Conclusions: This is the first report of patient-tailored low-voltage-guided AF-ablation using a novel ULTC system. Acute and mid-term efficacy were very good (95% of acute bidirectional block across lines, 96% of pts in sinus rhythm at 6 months). Procedure-duration decreased over time, indicating an initial learning curve. Acute and mid-term safety were reassuring, particular attention should be paid to phrenic nerve function when ablating the right PVs.

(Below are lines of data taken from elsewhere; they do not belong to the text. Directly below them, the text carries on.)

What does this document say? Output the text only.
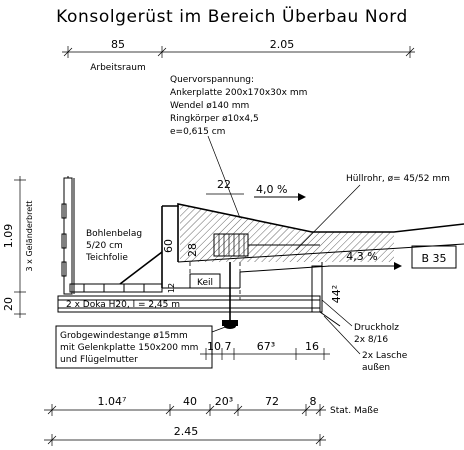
Konsolgerüst im Bereich Überbau Nord
85
Arbeitsraum
2.05
Quervorspannung:
Ankerplatte 200x170x30x mm
Wendel ø140 mm
Ringkörper ø10x4,5
e=0,615 cm
22 4,0 %
Hüllrohr, ø= 45/52 mm
60 28
12 Keil
4,3 %	B 35
1.09 3 x Geländerbrett
20
Bohlenbelag
5/20 cm
Teichfolie
2 x Doka H20, l = 2,45 m
44²
Grobgewindestange ø15mm
mit Gelenkplatte 150x200 mm
und Flügelmutter
Druckholz
2x 8/16
2x Lasche
außen
10 7 67³	16
1.04⁷	40 20³	72	8
Stat. Maße
2.45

Figure. Example of bipolar LA voltage-maps before and after ULTC-ablation in a patient with PersAF and atypical flutter. Broad LVZs (bipolar voltage <0.5mV) were initially detected at the posterior and anterior wall of the LA. After ablation, LVZ-isolation was confirmed by loss of electrograms in sinus rhythm (grey- and red-colored areas in the voltage-maps) and exit-block by high-output pacing. The shadows of the ring-shaped cryoablation segment correspond to each energy application and demonstrate the strategy (“Olympic rings”) used to isolate the PVs, the posterior wall as well as the LVZ at the anterior wall in this specific patient. Bidirectional block across the anterior mitral-isthmus line (aMIL) was confirmed by differential pacing and was nicely depicted by converging activation vectors  on opposite sides of the line in sinus rhythm.